グローバルキッズ戎本町園が開所した一方、愛染橋保育園・広田保育所・昨春開所したもとまちさくらさくほいくえんが大きく募集人数を減らした為です。
では区北東部にある保育所等のみが急速に入所が困難となっているのでしょうか。
保育所毎の数字を見る限り、区内のほぼ全ての保育所等で入所に必要な点数が上昇しています。
募集人数の減少&北東部での就学前児童の増加による影響は、区全体に及んでいます。
浪速区内で入所するのが最も難しかったのは、湊町2丁目にある蓮美幼児学園みなとまちナーサリーでした。
入所基準点195、入所者平均点は199.9点でした。
0歳児はフルタイム共働き、1-2歳児は更に何らかの加算点が必要でしょう。
タワーマンションが林立する湊町2丁目にあり、居住者の第1希望が集中している為でしょう。

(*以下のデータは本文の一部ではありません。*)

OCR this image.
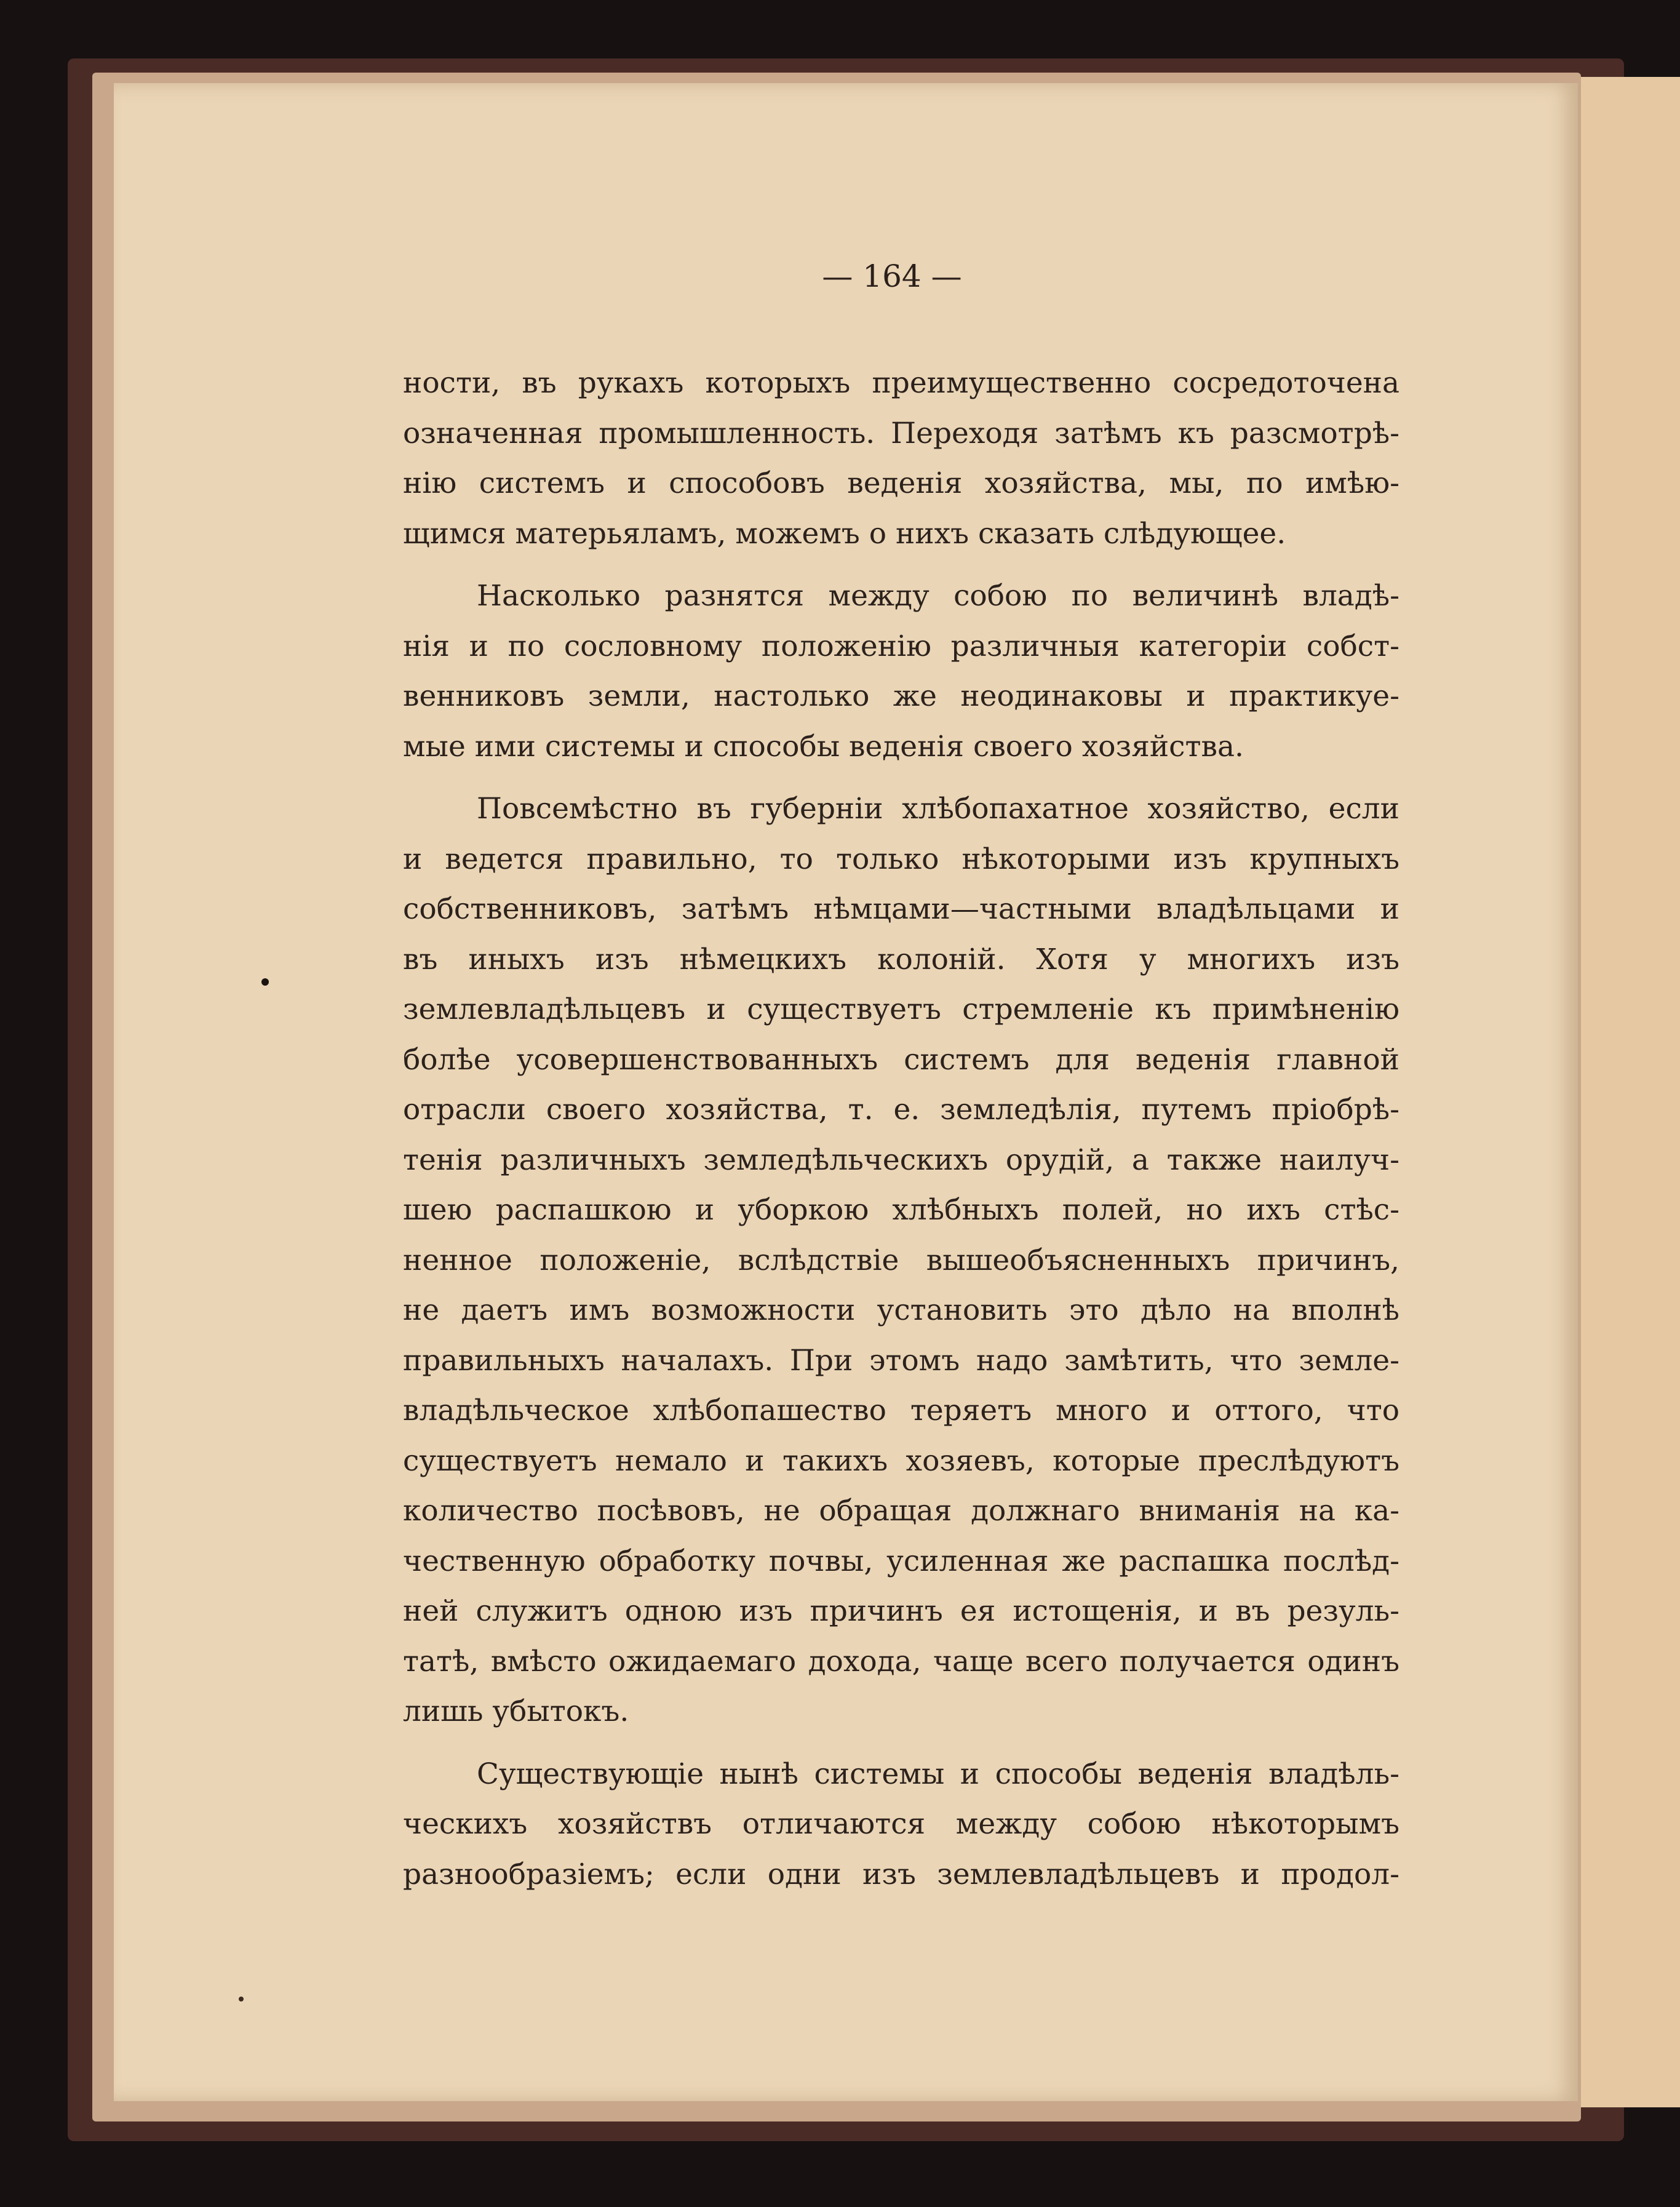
— 164 —
ности, въ рукахъ которыхъ преимущественно сосредоточена
означенная промышленность. Переходя затѣмъ къ разсмотрѣ-
нію системъ и способовъ веденія хозяйства, мы, по имѣю-
щимся матерьяламъ, можемъ о нихъ сказать слѣдующее.
Насколько разнятся между собою по величинѣ владѣ-
нія и по сословному положенію различныя категоріи собст-
венниковъ земли, настолько же неодинаковы и практикуе-
мые ими системы и способы веденія своего хозяйства.
Повсемѣстно въ губерніи хлѣбопахатное хозяйство, если
и ведется правильно, то только нѣкоторыми изъ крупныхъ
собственниковъ, затѣмъ нѣмцами—частными владѣльцами и
въ иныхъ изъ нѣмецкихъ колоній. Хотя у многихъ изъ
землевладѣльцевъ и существуетъ стремленіе къ примѣненію
болѣе усовершенствованныхъ системъ для веденія главной
отрасли своего хозяйства, т. е. земледѣлія, путемъ пріобрѣ-
тенія различныхъ земледѣльческихъ орудій, а также наилуч-
шею распашкою и уборкою хлѣбныхъ полей, но ихъ стѣс-
ненное положеніе, вслѣдствіе вышеобъясненныхъ причинъ,
не даетъ имъ возможности установить это дѣло на вполнѣ
правильныхъ началахъ. При этомъ надо замѣтить, что земле-
владѣльческое хлѣбопашество теряетъ много и оттого, что
существуетъ немало и такихъ хозяевъ, которые преслѣдуютъ
количество посѣвовъ, не обращая должнаго вниманія на ка-
чественную обработку почвы, усиленная же распашка послѣд-
ней служитъ одною изъ причинъ ея истощенія, и въ резуль-
татѣ, вмѣсто ожидаемаго дохода, чаще всего получается одинъ
лишь убытокъ.
Существующіе нынѣ системы и способы веденія владѣль-
ческихъ хозяйствъ отличаются между собою нѣкоторымъ
разнообразіемъ; если одни изъ землевладѣльцевъ и продол-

なお、同地区からの第2希望は小田町保育所(後述)・もとまちさくらさくほいくえん・西区南堀江地域の保育所が候補となるのではないでしょうか。
同地域は保育所等が全く足りていない地域です。
待機児童問題を解消すべく、平成28年1月に桜川1丁目にて桜川保育園が開所する予定です。
9月1日から9月14日まで開所に伴う入所募集を行っています(詳細はこちら)。
開所予定が当初の10月から3ヶ月ほど遅れる見込みですが、周囲にお住まいの方にとっては朗報でしょう。
次に難しかったのは小田町保育所です。
基準点185、入所者平均点が198.8点でした。
0歳児はフルタイム共働きか準ずる働き方+加算点、1-2歳児はフルタイム共働き+加算点が必要だったと推測されます。
同保育所のの西・北西側の広い地域に保育所がなく、幅広い地域から申込があったのでしょう。
入所に必要な点数が急上昇したのは、区南東部にある浪速第1保育所・浪速第5保育所です。
H27一斉入所では入所基準点が10-30点、入所者平均点は13-22点も上昇しています。
両保育所とも区の外れにあり、他の保育所と比較するとやや低い点数でも入所できる状況でした。
浪速第1保育所を第1希望とする申込が急増しており、同地域に済んでいる子育て世帯の保育所へのニーズが増している影響が窺えます。
また、他保育所の入所に必要な点数が上昇しており、間接的な影響も無視できないと推測されます。
小規模保育・家庭的保育は特徴的な結果となっています。
あい・あい保育園桜川園は周辺の保育所並に入所するのに高い点数が必要となっています。
浪速区北部のみならず、西区南堀江周辺からの申込も少なくなったのでしょう。
また、通天閣のお膝元、恵美須西2丁目にある保育ママ大きなじゃんぐるは入所基準点185、入所者平均点192.2という高さになっています。
多数の飲食店が建ち並ぶ繁華街に近く、こうした界隈でお店を営んでいる自営業者が利用しているのではないでしょうか。
大阪市の場合、自営業であっても会社員等と同じ基準で就労時間によって点数が定められています。
一部の自治体では、自営業は時間に融通が効くという理由から減点されるケースもあると聞きます。。
繁華街に近い地域での保育の多くは認可外保育施設が担っていましたが、今後はより行政の目が行き届いている小規模保育が担う部分が大きくなるかもしれません。